JOURNALIST: Have you had any conversations with Japanese officials about this research and how important it is to this particular part of the group?

MAPP: Well the Japanese Government will be well aware of the nature of the research and as Mr Garrett said they are welcome to join actually, and we would like to see them do that. I think as a deeper understanding is gained in fact, some of the cases that have been put up as to why certain types of research might mean killing whales will actually be able to be disproved. I mean this is obviously about gaining information but it is also actually about demonstrating to other members of the IWC that you can do comprehensive research without killing whales.

JOURNALIST: Dr Mapp, conservationists though have always said that the reason the Japanese kill whales is for commercial and for cultural reasons, not for scientific reasons at all. So this won't make any difference to that?

MAPP: Well the case by the Japanese of course is that they would say ‘scientific’ whaling. So it is important for New Zealand and Australia who have always been opposed to that concept to demonstrate by our research that it is actually not necessary.

JOURNALIST: Dr Mapp just two weeks ago the Prime Minister said that he would be asking Hilary Clinton to broker a deal, has anything come of that?

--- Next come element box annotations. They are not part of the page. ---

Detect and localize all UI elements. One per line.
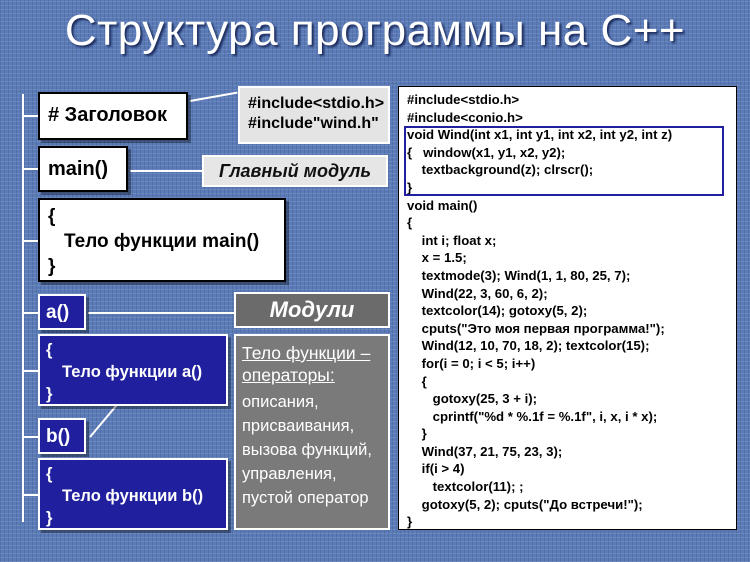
main-body-text: Тело функции main() [64, 231, 260, 252]
slide-title: Структура программы на С++ [64, 6, 686, 55]
code-line: textmode(3); Wind(1, 1, 80, 25, 7); [407, 267, 631, 283]
code-line: int i; float x; [407, 232, 497, 248]
connector-main [22, 168, 38, 170]
code-line: textcolor(14); gotoxy(5, 2); [407, 303, 588, 319]
code-line: gotoxy(25, 3 + i); [407, 391, 538, 407]
func-a-box [38, 294, 86, 330]
operator-item: пустой оператор [242, 489, 369, 507]
code-line: cputs("Это моя первая программа!"); [407, 320, 665, 336]
func-a-body-text: Тело функции a() [62, 363, 203, 381]
operators-title: Тело функции – операторы: [242, 343, 371, 385]
code-line: { [407, 215, 413, 231]
code-line: #include<conio.h> [407, 109, 523, 125]
connector-a-body [22, 370, 38, 372]
main-module-text: Главный модуль [218, 161, 371, 181]
code-line: for(i = 0; i < 5; i++) [407, 355, 536, 371]
connector-b-body [22, 494, 38, 496]
main-box-label: main() [48, 158, 108, 180]
operator-item: описания, [242, 393, 319, 411]
code-line: } [407, 514, 413, 530]
code-line: #include<stdio.h> [407, 92, 520, 107]
code-line: { [407, 373, 427, 389]
include-line-2: #include"wind.h" [248, 115, 379, 132]
code-line: gotoxy(5, 2); cputs("До встречи!"); [407, 496, 643, 512]
func-b-body-text: Тело функции b() [62, 487, 204, 505]
code-line: } [407, 179, 413, 195]
connector-main-body [22, 240, 38, 242]
code-line: textcolor(11); ; [407, 479, 524, 495]
main-body-box [38, 198, 286, 282]
include-line-1: #include<stdio.h> [248, 95, 385, 112]
func-a-body-box [38, 334, 228, 406]
code-line: Wind(37, 21, 75, 23, 3); [407, 443, 563, 459]
connector-a [22, 312, 38, 314]
include-box [238, 86, 390, 144]
code-line: if(i > 4) [407, 461, 465, 477]
operator-item: управления, [242, 465, 337, 483]
code-line: { window(x1, y1, x2, y2); [407, 144, 566, 160]
modules-text: Модули [269, 297, 355, 322]
code-line: } [407, 426, 427, 442]
main-box [38, 146, 128, 192]
code-line: Wind(22, 3, 60, 6, 2); [407, 285, 548, 301]
operator-item: присваивания, [242, 417, 355, 435]
main-body-close-brace: } [48, 256, 56, 277]
func-a-close-brace: } [46, 385, 53, 403]
main-body-open-brace: { [48, 206, 56, 227]
code-line: void main() [407, 197, 478, 213]
code-line: cprintf("%d * %.1f = %.1f", i, x, i * x); [407, 408, 658, 424]
operator-item: вызова функций, [242, 441, 372, 459]
func-b-box [38, 418, 86, 454]
structure-connector-line [22, 94, 24, 522]
connector-main-module [130, 170, 202, 172]
code-line: textbackground(z); clrscr(); [407, 162, 594, 178]
connector-a-modules [88, 312, 234, 314]
wind-function-highlight [404, 126, 724, 196]
code-line: Wind(12, 10, 70, 18, 2); textcolor(15); [407, 338, 650, 354]
main-module-label [202, 155, 388, 187]
code-line: x = 1.5; [407, 250, 467, 266]
func-b-label: b() [46, 426, 71, 447]
header-box-label: # Заголовок [48, 104, 168, 126]
func-a-label: a() [46, 302, 70, 323]
connector-header [22, 115, 38, 117]
connector-b [22, 436, 38, 438]
code-line: void Wind(int x1, int y1, int x2, int y2, int z) [407, 127, 673, 143]
header-box [38, 92, 188, 140]
operators-description [234, 334, 390, 530]
modules-label [234, 292, 390, 328]
connector-header-include [190, 92, 238, 102]
func-b-close-brace: } [46, 509, 53, 527]
func-a-open-brace: { [46, 341, 53, 359]
func-b-open-brace: { [46, 465, 53, 483]
func-b-body-box [38, 458, 228, 530]
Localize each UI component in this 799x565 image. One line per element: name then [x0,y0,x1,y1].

MAPP: Well there is currently a talk going on in Honolulu at the moment amongst 12 nations. Clearly diplomacy is going to take some time. There is a fair bridge to be [inaudible]. But we are determined to put that effort in. Because I actually everyone can see the current situation is simply not acceptable actually, really for anyone involved. So we are putting maximum effort into diplomacy backed up by this kind of research to achieve really a much better situation which will in fact improve the overall relationship between our countries [inaudible].